Não consigo entender que durante esses anos os governantes não implantaram políticas públicas sólidas, programas e projetos para se sair desse sistema de doações e esmolas. Preferem dar o peixe do que ensinar a pescar, tanto a direita como a esquerda, porque é uma forma de manipular o voto do eleitor pobre, sem instrução e ignorante.

Imaginem se nesses 30 anos tivesse ocorrido uma ação pública e privada da sociedade no sentido de priorizar a educação, desembolsando bilhões de reais, ou até trilhões, no sentido de proporcionar um ensino de qualidade para as crianças!

Certamente hoje teríamos uma geração de jovens de 25 a 30 anos bem mais qualificada para o mercado de trabalho, e a fome não teria tomado essas proporções alarmantes e vergonhosas. Nada mais estimulante do que o cidadão ganhar o pão do seu próprio suor.

Digo isso porque sou cria de uma família de pobres lavradores que vivia na zona rural, e meus pais se sentiam dignificados de ganhar seu próprio dinheiro. Meu pai, por exemplo, aprendeu a pescar aprendendo outras atividades além da roça. Quando se dá, existe a propensão ao comodismo.

Somente neste ano o Governo Lula vai gastar do Tesouro Nacional 176 bilhões de reais com o Bolsa Família. Concordo que a fome não espera, tem pressa, mas não se apresenta uma saída para tirar esses milhões da extrema pobreza. Mesmo que a pessoa receba três refeições por dia, não quer dizer com isso que ela deixa de ser pobre e dependente.
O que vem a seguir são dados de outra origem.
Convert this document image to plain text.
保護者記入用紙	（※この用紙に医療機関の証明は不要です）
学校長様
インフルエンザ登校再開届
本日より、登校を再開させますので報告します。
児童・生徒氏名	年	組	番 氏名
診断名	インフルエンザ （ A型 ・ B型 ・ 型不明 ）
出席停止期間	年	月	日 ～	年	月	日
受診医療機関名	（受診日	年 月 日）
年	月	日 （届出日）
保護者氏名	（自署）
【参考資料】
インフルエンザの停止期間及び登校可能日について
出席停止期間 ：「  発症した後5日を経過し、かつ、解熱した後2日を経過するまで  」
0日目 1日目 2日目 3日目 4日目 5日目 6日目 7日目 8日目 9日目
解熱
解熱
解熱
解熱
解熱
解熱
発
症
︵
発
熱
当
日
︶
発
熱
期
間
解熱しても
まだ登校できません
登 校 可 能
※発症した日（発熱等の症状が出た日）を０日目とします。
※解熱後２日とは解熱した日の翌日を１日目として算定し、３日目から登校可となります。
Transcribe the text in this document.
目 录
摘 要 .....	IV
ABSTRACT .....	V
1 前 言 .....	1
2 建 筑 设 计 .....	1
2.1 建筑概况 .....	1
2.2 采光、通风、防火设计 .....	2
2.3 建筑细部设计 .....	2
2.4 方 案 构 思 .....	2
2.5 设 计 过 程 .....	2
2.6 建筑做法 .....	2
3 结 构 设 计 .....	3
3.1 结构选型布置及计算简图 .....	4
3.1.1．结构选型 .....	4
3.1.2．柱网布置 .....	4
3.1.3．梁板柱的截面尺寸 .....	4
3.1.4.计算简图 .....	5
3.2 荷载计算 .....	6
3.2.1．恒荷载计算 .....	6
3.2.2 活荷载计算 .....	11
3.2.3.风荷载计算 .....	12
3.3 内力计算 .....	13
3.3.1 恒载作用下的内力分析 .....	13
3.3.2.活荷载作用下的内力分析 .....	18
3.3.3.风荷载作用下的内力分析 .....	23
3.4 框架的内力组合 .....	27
Posso até estar falando besteiras, mas se o governo investisse esses 176 bilhões em obras de saneamento básico e construção habitacional, priorizando o emprego a todo esse contingente de miseráveis brasileiros, inclusive com programas de capacitação? Não estaria realizando dois benefícios à população?

Essas ações de Bolsa Família, Auxílio Brasil e ou qualquer coisa que se dê o nome, a depender do slogan marqueteiro de cada presidente, vão perdurar até quando? Sem educação e cultura, vamos sempre continuar sendo um país em desenvolvimento, com milhões vivendo na linha da pobreza e da desigualdade social.

Até quando a nação vai suportar volumosos gastos para matar a fome, sem ativar um mecanismo onde as pessoas vivam por conta própria? Na verdade, tudo isso não passa de uma tremenda máquina de fabricar votos e deixar ainda mais o cidadão envergonhado e usado politicamente.